Following a voice vote, committee chairman Senator Ibrahim Dankwambo directed security agencies to ensure that Kyari is brought before the panel.

“Anywhere Mele Kyari is, he should be arrested and brought before this committee,” Dankwambo said during the hearing.

Why the Senate Ordered Mele Kyari Arrest

The Mele Kyari arrest order is linked to an ongoing Senate investigation into alleged discrepancies discovered in NNPCL’s audited accounts.

Lawmakers are seeking explanations regarding figures contained in audit reports covering the period between 2017 and 2023.

The committee believes key officials who served during the period under review must personally appear to answer questions raised by investigators.

The Senate has maintained that obtaining direct explanations from former management officials is necessary before the investigation can be concluded.

Former NNPCL CFO Rejects Missing Funds Claims

During the same hearing, former NNPCL Chief Financial Officer Umar Ajiya Isa strongly dismissed allegations that N210 trillion was missing from the company’s books.

 

According to him, the claim does not add up when compared with NNPCL’s financial records.

He explained that the company generated approximately N54.5 trillion in total revenue during the years under investigation, making it impossible for N210 trillion to be unaccounted for.

Ajiya also challenged reports claiming that N5.8 billion was spent to register NNPCL Limited.

He told lawmakers that the actual amount spent was N2.9 billion and that the money was paid directly to government agencies, including the Corporate Affairs Commission (CAC) and the Federal Inland Revenue Service (FIRS).

“That is not true. The amount used to register the company is N2.9 billion. It was paid to two government agencies, the CAC and FIRS. No third party was paid a kobo,” he said.

NNPCL Defends Its Financial Records
Ajiya further insisted that there was no missing money in the company’s accounts.

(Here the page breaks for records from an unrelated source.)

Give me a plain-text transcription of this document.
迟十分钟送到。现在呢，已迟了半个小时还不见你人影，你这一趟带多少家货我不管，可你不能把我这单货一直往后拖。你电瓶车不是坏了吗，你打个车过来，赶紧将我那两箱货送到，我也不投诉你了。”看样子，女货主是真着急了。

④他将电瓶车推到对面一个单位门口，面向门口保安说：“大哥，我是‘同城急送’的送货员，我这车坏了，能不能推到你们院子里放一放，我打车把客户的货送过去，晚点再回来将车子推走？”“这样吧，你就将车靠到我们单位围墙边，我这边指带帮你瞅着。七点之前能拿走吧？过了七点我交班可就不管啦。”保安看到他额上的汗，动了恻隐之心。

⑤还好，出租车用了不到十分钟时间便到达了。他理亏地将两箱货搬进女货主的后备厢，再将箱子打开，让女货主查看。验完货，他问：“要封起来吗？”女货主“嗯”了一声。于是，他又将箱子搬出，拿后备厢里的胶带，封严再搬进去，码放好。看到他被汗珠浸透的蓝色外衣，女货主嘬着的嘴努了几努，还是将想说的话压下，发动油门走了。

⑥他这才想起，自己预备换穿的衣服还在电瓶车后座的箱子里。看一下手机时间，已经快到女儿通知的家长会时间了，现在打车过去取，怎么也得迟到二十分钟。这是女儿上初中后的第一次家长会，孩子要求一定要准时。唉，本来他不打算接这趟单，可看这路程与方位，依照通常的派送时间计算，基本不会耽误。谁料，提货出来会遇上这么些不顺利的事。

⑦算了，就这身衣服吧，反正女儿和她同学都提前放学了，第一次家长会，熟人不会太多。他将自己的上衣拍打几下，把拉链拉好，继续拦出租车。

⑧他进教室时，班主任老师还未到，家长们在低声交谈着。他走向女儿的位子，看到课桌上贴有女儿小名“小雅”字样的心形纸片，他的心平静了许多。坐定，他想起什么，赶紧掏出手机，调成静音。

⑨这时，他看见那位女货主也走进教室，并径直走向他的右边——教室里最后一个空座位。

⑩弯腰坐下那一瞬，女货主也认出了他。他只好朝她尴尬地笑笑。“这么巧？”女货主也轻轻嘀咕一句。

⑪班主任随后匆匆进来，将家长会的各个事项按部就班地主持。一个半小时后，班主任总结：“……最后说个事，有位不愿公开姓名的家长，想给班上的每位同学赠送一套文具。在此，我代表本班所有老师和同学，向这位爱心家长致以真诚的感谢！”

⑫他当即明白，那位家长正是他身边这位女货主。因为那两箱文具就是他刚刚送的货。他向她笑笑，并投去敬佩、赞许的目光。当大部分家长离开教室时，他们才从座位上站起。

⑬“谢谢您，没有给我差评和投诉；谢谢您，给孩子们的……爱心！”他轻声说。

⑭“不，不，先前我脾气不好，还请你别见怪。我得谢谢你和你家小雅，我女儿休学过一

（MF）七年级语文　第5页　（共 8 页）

He noted that NNPCL had published audited financial statements and made them available to the public for scrutiny.

He also warned that unverified allegations against the national oil company could harm Nigeria’s international reputation and affect investor confidence.

While the former CFO defended the company’s records, the Senate committee maintained that its investigation would continue until all questions surrounding the audit findings are fully addressed.

For now, attention remains on the Mele Kyari arrest directive and whether the former NNPCL chief will appear before lawmakers to respond to the allegations.